China Unipec’s ULCC hire likely to store crude in Singapore: sources

2014-09-08

Chinese oil major Unipec has provisionally hired an ultra large crude carrier possibly to store crude around Singapore, market participants said.

The 442,000-dwt and 2002 built, TI Europe, has been taken on a six-month time charter by Unipec at a daily rate of $25,600, brokers, shipowners and charterers said.

There is an option to extend the time charter period by another six months at $28,600/day, they said.

The TI Europe was earlier used for floating storage of fuel oil by Litasco and St Shipping, which is trading house Glencore’s shipping arm, according to the sources.

“There is a contango in the [Brent] market, so putting two plus two together, it has to be for crude storage,” said a source with a VLCC owner.

Sources at Unipec declined to comment.

There is an open contango in oil markets that has made storage a profitable option and can potentially tighten the supply of super tankers in the spot market, Norwegian bank DNB said in a recent report.

The contango developed last month mainly due to surplus crude in the Atlantic basin because of weak demand in Europe and the US, continuing growth in US shale crude output, and the return of exports from Libya.

“The spread between the front-month and three-month forward Brent crude is $12/mt. This implies $25,390 of potential daily profit from storage,” the report had said adding the contango would have to fall 96 cents/barrel to close the spread.

The spread has now shrunk below $8/mt, according to the latest market data, making some market participants skeptical of the viability of taking VLCCs for floating storage.

“If I was them [Unipec] I would put West African crude [as] it has got the highest returns right now,” a trader of Middle Eastern sour crudes said.

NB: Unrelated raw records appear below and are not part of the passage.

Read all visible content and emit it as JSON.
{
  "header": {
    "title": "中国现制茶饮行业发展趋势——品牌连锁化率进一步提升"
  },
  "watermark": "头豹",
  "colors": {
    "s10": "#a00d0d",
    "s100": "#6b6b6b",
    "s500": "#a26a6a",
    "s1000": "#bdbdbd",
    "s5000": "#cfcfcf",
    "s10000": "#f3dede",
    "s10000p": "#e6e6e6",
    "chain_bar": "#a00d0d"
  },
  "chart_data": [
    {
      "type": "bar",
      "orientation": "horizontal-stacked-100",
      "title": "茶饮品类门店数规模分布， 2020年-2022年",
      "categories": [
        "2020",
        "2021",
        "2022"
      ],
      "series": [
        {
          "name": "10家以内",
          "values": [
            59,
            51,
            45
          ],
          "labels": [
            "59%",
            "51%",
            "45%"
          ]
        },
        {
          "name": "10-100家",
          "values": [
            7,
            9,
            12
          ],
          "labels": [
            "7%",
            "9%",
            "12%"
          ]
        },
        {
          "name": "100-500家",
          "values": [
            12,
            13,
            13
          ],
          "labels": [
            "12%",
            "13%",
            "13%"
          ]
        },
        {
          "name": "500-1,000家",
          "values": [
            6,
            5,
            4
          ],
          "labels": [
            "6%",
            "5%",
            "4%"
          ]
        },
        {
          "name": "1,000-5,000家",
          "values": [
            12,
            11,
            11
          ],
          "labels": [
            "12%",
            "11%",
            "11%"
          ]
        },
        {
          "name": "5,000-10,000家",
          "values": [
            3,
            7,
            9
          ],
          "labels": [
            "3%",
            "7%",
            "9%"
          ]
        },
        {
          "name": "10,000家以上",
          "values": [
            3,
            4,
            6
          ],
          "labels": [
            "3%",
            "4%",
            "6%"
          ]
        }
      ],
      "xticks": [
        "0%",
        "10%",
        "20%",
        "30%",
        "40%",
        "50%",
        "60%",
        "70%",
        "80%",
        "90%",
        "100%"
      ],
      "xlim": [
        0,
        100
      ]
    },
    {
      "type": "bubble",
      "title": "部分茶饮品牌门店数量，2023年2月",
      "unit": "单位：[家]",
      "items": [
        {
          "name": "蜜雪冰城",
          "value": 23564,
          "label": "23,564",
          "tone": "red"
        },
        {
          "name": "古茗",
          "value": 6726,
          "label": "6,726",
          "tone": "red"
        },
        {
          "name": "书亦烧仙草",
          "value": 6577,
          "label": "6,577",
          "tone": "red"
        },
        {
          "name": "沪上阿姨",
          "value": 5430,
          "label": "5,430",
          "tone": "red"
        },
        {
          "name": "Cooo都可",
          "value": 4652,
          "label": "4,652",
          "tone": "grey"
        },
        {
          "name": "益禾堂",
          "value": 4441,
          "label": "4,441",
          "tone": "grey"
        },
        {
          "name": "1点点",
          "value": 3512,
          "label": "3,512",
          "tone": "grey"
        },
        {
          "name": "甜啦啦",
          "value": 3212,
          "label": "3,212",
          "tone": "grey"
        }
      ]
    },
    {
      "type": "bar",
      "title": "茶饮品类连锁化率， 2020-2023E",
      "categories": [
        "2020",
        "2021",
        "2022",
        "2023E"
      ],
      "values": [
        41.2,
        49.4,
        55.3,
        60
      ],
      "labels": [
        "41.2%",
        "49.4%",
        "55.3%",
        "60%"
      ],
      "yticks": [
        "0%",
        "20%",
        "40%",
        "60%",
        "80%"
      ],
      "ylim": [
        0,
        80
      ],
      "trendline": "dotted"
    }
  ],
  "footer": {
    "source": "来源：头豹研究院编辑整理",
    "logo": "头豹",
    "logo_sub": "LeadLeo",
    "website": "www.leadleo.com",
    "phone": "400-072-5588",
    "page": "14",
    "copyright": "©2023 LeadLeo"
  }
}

Qua Iboe, Nigeria’s flagship grade was assessed at Dated Brent plus $1.10/b on Tuesday, higher than five-year low of 65 cents/b at the end of July, but well below the $2.27/b premium the grade was assessed at on average for the first six months of this year.

West African crudes have come under intense pressure from a combination of lower demand from the US as domestic crude production has risen and the return of Libyan light sweet crude exports.

“Unipec may trade one [crude] shipment from Rotterdam to Europe and then store it to wait for a good oil price,” said a VLCC broker in China.

“We are looking for opportunities to give our ships for floating storage if inquires come by,” said a source with a VLCC owner in Singapore.

Nevertheless, if demand for such floating storage picks up, it will potentially push up the spot market rates of VLCCs, which in turn will support the time charter rates, making such future storage less attractive, the same source said.

Sources said some ships have already been taken for delivering crude into relatively cheaper onshore tanks near South Africa’s Saldanha Bay, which helps sellers keep their options open to move the cargo eventually to either Eastern or Western destinations.

However, such delivery into landed tanks usually takes places in smaller vessels, they said.